A few hours later, according to several witnesses, another airstrike hit one of the clinics treating victims, who had been farmed out to smaller hospitals and maternity wards because the area’s largest hospital had been severely damaged by an airstrike two days earlier…
While chlorine gas attacks have become almost routine in northern Syria, this one was different, medical workers and witnesses said. Chlorine attacks usually kill just a few people, often those trapped in an enclosed space, and the gas dissipates quickly.
This time, people collapsed outdoors, and in much larger numbers. The symptoms were also different: They included the pinpoint pupils of victims that characterize nerve agents and other banned toxins. One doctor posted a video of a patient’s eye, showing the pupil reduced to a dot. Several people were sickened simply by coming into contact with the victims.
Estimates are at least 83 dead, including 25 children, and 250 wounded. There are plenty of photos and clips online of the aftermath; if you want a 60-second glimpse, this will give you a sense. The detail about “pinpoint pupils” caught my eye as that was also a symptom in a December 2012 chemical attack in Homs attributed to Assad. The suspected culprit in that case was a nerve agent known as “Agent 15.” But Agent 15, although more lethal than chlorine, isn’t particularly lethal; it was designed to be incapacitating, and some reports of the Homs death toll listed the number as low as seven. What sort of agent do you need to kill 80+ people? One obvious possibility: Sarin, which, as a nerve agent, also produces pinpoint pupils, breathing trouble, and so on in victims. And Assad’s been accused of using that before. In fact, it was a suspected sarin attack in the suburbs of Damascus in August 2013 (which, by some estimates, killed nearly 1,800 people) that brought Obama to the brink of bombing Assad, with Trump hollering all the way on Twitter for him to stay out.

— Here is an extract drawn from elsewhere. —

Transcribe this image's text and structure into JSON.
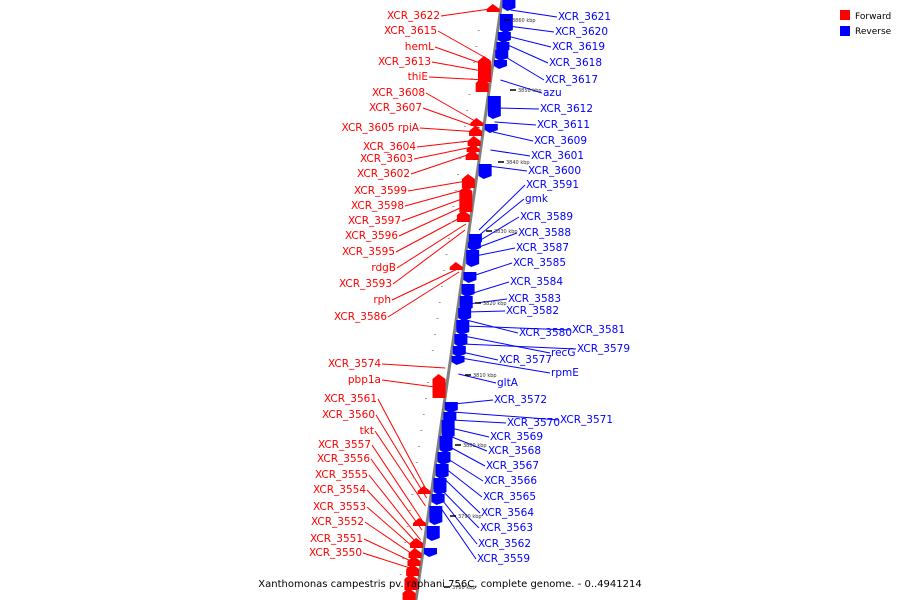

In lieu of an exit question, here’s Rex Tillerson’s statement on today’s attack, which blames Iran and Russia for today’s attack, not Obama.
Update: I’m embarrassed to say I forgot all about this.
https://twitter.com/SohrabAhmari/status/849371839256309765
The reason Obama didn’t end up bombing Assad after the Damascus was because Vladimir Putin swooped in with a disarmament deal for the U.S. If Assad gave up his chemical weapons voluntarily, he asked, under the watchful eyes of inspectors, would America agree to refrain from attacking? Eager for a way out of an unpopular looming intervention, Obama accepted — with critics warning that of course Assad wouldn’t really disarm. And now here we are.